Ao clarear o dia Xena estabelece algumas prioridades e procedimentos.
– Milenti!
– Senhora.
– Diga à amazona de guarda que venha aqui e doravante as amazonas tem trânsito livre à este aposento em minha ausência. Dispensado.
– Senhora .
– Salina, chame Cora e faça ela trazer Néia aqui pois não quero que Gabrielle fique sozinha sem observação qualificada em nenhum momento.
– Ao seu comando.
Algumas contagens depois Eliano entra para dar passagem a uma escrava assustada com tantos guardas, acompanhada de uma amazona atenta e preocupada.
– As suas ordens minha senhora.
– A cada marca de vela ela deve beber um copo desta medicina e não me importa se vai acorda-la para isso ou ministrar enquanto ela dorme.
– Mas ela é uma princesa!
– Ela é alguém doente e se ela piorar a Conquistadora fará um tapete com tua pele e isso não é uma analogia. Eu pessoalmente esfolarei você viva. Fui clara?
– Sim sargento.
– Se você precisar de qualquer coisa, sempre haverá uma amazona na porta. A princesa não deve se preocupar com nada além de beber muito líquido e a comandante Ephiny está proibida de entrar aqui sem que eu pessoalmente autorize.

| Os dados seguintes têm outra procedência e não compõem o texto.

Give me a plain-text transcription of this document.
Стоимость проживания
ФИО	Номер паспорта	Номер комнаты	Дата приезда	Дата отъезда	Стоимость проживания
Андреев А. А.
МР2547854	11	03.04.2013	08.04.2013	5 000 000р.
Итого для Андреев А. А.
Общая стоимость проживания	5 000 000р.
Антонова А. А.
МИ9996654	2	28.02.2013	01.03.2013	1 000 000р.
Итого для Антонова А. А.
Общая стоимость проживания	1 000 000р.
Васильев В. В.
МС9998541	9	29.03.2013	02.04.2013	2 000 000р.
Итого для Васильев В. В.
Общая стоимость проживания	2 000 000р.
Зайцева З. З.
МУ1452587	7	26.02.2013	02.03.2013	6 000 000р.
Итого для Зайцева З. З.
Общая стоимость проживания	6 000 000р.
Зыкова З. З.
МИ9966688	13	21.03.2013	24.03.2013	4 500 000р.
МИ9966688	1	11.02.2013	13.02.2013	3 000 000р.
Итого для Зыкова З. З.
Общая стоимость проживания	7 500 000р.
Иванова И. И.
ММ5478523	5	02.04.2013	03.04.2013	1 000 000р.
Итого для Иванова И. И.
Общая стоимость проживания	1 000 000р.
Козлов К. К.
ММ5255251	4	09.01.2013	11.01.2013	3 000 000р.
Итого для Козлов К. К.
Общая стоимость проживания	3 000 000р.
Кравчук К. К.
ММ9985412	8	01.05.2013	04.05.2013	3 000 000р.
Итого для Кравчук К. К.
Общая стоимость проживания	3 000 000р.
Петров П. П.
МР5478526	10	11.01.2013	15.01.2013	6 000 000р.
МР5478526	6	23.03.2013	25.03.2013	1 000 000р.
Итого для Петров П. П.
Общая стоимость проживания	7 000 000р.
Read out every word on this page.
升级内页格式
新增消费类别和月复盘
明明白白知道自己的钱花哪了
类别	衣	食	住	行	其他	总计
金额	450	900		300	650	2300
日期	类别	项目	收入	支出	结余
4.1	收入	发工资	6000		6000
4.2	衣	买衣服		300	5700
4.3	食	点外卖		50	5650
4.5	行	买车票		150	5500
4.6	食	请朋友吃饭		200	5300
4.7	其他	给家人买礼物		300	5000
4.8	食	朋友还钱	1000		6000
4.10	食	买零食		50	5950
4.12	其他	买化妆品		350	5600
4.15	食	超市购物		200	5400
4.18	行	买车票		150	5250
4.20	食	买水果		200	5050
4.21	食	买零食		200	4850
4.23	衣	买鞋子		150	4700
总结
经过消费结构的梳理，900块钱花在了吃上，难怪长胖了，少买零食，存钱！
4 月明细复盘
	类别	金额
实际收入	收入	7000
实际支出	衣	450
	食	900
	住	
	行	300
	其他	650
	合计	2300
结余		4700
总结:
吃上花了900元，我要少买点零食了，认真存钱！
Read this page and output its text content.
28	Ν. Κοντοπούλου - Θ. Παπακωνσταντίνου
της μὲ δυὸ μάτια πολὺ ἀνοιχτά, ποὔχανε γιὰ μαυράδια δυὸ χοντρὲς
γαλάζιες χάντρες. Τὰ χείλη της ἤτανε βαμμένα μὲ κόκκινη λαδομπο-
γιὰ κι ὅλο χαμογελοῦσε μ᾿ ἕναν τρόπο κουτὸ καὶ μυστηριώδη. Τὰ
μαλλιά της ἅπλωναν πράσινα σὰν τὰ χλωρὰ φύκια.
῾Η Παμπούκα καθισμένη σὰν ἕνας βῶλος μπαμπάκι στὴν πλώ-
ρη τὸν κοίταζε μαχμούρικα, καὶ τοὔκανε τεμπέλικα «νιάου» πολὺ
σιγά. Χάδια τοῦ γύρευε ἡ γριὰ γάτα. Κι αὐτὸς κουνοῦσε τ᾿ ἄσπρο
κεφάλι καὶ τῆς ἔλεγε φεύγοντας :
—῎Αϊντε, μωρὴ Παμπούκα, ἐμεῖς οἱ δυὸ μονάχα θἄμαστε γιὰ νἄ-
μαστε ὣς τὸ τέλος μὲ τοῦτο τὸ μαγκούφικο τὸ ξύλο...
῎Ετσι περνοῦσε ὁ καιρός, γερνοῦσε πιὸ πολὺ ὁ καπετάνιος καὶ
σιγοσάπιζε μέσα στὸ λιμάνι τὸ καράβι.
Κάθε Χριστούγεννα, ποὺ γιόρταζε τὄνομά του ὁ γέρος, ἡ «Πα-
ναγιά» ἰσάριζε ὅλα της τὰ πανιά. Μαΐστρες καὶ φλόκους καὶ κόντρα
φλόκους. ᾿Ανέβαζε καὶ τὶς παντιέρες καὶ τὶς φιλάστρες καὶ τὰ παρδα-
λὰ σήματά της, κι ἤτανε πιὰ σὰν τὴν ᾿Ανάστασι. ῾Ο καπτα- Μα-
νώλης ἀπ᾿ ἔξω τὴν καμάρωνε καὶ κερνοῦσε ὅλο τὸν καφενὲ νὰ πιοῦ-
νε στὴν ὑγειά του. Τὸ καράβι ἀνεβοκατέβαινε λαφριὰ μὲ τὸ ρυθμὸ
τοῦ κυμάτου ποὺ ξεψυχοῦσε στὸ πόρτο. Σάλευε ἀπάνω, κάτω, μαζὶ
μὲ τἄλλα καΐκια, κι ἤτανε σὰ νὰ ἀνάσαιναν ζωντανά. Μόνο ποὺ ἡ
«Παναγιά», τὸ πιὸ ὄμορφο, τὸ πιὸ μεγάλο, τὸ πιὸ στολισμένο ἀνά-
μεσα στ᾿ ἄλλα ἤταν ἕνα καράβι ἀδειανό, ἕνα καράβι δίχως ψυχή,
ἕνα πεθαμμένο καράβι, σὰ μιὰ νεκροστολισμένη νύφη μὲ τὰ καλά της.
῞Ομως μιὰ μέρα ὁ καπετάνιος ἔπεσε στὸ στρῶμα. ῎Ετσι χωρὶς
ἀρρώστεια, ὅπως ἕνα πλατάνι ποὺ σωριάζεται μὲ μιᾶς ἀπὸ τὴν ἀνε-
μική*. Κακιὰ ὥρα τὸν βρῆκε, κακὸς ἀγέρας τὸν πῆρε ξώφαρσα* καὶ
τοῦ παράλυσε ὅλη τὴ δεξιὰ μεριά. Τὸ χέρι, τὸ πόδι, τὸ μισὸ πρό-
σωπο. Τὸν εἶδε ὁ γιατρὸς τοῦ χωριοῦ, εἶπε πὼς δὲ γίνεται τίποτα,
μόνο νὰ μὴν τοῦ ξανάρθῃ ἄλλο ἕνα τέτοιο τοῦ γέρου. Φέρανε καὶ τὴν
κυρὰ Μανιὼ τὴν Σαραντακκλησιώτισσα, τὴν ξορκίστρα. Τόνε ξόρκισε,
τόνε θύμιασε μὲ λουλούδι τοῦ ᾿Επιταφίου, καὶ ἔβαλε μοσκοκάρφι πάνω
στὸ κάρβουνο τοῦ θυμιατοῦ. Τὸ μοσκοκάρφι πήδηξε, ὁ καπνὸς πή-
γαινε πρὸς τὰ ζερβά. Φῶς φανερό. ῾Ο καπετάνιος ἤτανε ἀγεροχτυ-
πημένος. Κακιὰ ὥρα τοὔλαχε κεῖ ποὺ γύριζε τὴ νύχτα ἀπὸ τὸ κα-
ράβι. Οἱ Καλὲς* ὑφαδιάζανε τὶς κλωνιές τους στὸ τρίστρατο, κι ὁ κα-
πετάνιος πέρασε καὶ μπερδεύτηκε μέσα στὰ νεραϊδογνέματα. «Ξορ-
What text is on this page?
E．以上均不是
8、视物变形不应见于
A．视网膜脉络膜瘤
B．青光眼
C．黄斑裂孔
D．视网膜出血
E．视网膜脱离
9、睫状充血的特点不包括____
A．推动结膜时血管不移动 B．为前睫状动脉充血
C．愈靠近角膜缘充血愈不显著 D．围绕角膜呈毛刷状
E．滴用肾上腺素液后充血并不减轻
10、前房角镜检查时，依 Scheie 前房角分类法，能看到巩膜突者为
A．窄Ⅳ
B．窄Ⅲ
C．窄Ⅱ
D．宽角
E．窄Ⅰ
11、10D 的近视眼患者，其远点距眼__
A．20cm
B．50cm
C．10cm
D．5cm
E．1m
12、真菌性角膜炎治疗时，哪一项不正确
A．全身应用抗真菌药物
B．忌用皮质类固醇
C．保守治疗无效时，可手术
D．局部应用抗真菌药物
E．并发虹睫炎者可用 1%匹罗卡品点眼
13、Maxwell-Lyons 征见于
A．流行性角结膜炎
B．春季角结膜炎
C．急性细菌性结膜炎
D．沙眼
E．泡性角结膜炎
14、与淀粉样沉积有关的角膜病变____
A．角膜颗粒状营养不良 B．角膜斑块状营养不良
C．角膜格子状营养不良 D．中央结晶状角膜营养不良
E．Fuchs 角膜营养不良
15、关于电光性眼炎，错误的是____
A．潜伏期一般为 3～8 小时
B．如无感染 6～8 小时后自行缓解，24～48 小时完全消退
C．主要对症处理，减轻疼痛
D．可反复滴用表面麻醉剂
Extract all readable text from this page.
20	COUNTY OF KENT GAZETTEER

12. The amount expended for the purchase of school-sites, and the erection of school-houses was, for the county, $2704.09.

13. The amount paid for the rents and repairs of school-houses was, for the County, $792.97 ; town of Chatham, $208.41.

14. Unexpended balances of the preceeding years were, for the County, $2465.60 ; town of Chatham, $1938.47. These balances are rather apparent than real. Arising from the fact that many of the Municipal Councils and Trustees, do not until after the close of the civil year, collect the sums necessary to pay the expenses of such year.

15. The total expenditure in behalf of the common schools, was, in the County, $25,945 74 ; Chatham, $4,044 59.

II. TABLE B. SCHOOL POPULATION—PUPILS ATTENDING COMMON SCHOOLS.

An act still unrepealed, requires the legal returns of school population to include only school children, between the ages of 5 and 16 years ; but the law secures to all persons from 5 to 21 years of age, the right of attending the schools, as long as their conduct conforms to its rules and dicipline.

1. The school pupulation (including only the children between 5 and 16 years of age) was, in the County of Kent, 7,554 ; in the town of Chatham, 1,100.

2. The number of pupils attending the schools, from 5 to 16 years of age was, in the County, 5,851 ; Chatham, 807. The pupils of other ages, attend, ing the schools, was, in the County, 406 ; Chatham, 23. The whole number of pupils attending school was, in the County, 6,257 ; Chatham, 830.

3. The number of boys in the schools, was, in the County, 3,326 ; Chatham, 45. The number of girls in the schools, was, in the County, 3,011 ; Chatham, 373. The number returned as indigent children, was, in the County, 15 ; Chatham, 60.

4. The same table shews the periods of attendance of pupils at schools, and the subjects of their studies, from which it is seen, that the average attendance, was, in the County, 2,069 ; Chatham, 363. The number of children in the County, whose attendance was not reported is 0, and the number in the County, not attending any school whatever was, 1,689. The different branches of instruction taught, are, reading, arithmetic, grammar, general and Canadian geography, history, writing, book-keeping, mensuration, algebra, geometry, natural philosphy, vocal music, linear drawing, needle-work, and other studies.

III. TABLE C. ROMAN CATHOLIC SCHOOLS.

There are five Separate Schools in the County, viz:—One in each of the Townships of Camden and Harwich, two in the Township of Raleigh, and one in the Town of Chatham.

Cora, te faço responsável por garantir que estas ordens sejam cumpridas literalmente.
Dali pra frente, todos os dias Xena almoçou com Gabrielle e de tarde passou para verificar seu progresso, dormindo ao lado da princesa amazona toda a noite.
A guarda na porta de Gabrielle modificava a cada três marcas de vela, mas Ephiny não foi vista no aposento por cinco dias e na sexta manhã, quando Gabrielle estava desperta e sem dores, a capitã foi finalmente autorizada a entrar.